Com efeito, no quadro desse regime discursivo em Vida de Sebastião Rei

de Portugal os elementos históricos estão sempre presentes. As fontes são

meticulosa e profusamente indicadas. As notas de rodapé surgem para deixarem supor uma ligação ao romance do século XIX, mas como que ultrapassando o seu cuidado de certificação histórica (embora o carácter de erudição extemporânea quase torne despiciendo esse aparente intuito e relance o efeito de manipulação lúdica).

De resto, não se afigura menos dúbia esta estratégia de certificação, pois imediatamente nos apercebemos de que os dados históricos são como que reciclados de modo a readquirirem novas significações. As datas e as atestações precisas contrastam com o tom do discurso, ora especulativamente mitificante, ora parodicamente corrosivo. E nomes (e autores) tão díspares como Barbosa Machado, Jorge Ferreira de Vasconcelos, José Pereira Baião, Aleixo de Meneses,

João de Castro, Sales Loureiro surgem, com desenvoltas anacronias, para manter o jogo e o disfarce da preocupação historiográfica.

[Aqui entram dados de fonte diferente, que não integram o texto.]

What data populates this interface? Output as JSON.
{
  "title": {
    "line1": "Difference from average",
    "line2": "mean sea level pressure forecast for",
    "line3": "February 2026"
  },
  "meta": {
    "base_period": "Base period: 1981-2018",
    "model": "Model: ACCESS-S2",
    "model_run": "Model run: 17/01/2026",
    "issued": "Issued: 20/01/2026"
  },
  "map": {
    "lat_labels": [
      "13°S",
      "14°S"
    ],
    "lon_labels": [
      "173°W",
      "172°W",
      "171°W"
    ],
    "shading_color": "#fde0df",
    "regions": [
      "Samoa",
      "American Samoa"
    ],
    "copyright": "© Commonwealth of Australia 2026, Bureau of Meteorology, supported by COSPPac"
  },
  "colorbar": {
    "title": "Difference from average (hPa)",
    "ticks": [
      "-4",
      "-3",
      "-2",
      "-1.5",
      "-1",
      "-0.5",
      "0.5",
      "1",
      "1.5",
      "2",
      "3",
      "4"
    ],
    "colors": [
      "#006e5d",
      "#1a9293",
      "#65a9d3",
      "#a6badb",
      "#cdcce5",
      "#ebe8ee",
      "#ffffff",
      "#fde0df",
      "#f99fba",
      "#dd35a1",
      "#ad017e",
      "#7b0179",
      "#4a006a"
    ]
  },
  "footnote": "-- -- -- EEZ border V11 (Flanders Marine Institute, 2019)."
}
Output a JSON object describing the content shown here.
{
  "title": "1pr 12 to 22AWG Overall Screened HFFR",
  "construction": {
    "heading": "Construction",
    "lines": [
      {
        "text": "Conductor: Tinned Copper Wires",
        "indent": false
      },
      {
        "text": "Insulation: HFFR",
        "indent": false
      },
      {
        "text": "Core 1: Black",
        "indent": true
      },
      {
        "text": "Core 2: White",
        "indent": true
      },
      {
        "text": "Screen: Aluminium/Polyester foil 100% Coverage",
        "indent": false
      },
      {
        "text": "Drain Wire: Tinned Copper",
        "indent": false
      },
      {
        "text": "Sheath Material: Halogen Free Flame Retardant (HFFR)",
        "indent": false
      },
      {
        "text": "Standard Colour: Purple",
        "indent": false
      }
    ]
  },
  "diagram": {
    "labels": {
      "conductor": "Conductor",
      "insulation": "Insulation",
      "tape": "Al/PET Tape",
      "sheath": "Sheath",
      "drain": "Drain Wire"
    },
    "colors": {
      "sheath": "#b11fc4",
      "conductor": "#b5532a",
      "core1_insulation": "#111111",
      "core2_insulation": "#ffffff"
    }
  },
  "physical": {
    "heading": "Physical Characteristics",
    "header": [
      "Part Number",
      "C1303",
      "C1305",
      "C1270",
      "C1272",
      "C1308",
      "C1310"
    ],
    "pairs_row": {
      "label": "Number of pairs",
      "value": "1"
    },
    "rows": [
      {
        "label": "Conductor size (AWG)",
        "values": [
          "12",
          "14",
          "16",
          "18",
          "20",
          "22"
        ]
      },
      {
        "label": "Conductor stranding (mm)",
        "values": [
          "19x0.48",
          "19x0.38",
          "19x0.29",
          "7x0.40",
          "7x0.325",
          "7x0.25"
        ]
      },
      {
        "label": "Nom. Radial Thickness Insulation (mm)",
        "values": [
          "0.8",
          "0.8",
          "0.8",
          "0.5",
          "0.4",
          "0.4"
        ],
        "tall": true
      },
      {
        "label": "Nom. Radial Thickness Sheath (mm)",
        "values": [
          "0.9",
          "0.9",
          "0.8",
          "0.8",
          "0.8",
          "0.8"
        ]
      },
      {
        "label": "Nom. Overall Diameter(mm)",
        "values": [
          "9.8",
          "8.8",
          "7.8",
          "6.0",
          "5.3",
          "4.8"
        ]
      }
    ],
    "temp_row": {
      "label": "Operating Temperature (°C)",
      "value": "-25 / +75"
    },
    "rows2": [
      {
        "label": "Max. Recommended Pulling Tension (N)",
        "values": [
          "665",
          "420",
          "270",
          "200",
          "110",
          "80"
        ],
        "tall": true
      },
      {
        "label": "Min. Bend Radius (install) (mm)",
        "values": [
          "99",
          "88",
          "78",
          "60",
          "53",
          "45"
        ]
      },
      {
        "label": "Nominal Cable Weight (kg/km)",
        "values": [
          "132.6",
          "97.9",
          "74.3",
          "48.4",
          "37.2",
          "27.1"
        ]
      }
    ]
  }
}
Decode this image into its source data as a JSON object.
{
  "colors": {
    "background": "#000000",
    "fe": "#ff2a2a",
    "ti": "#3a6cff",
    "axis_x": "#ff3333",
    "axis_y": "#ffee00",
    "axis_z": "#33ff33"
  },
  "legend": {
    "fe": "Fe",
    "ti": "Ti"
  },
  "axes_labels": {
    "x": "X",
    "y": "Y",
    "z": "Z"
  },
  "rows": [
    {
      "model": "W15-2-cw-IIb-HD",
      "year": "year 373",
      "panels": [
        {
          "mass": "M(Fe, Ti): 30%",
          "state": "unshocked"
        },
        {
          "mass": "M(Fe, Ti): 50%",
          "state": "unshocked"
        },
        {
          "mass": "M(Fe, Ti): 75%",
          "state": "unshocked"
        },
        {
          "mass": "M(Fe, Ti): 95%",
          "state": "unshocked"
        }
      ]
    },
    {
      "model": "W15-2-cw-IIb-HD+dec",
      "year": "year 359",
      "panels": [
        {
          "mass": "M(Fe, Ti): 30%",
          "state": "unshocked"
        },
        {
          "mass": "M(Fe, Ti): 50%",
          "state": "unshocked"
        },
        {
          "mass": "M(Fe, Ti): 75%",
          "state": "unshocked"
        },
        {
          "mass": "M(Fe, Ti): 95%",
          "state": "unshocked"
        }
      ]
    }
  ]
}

O apêndice, com uma listagem que se pretende aparentemente exaustiva das «Fontes», a referência metatextual na parte final à narrativa como testamento (à boa velha maneira de Eurico, o Presbítero de Herculano) e ainda frases pontuais alusivas às ruínas e às madeiras apodrecidas, mostram-nos os matizes com que este romance, se assim pode ser chamado, ao mesmo tempo pode evocar no leitor o paradigma de matriz romântica e se insere numa linha de inovação da narrativa pós-moderna do século XX - pois a ostentação de tais elementos, pretensamente documentais e revivalistas, só acentua as conotações paródicas e/ou mitófilas de que o cotexto fantasista ou profético os impregna no quadro, como veremos, de uma mais vasta componente de relacionações culturais tão desconcertantemente heterogéneas que impõem ao texto e à leitura uma indelével tonalidade lúdica.

A medida que a narração avança, a ficção irónica de desconstrutivismo histórico e de projecção profética vai cavalgando cada vez mais o suposto relato biográfico, sem que, no entanto, tal dimensão venha a desaparecer. A duplicidade mantém-se até ao fim : ora a ficção investe na desconcertante bizarria e na loucura genial e divinal do «menino»/«meninotauro», verdadeiramente fecunda, transtemporal e que se espera futuramente salvadora; ora surge a preocupação de apontar dados que reforcem o posicionamento histórico.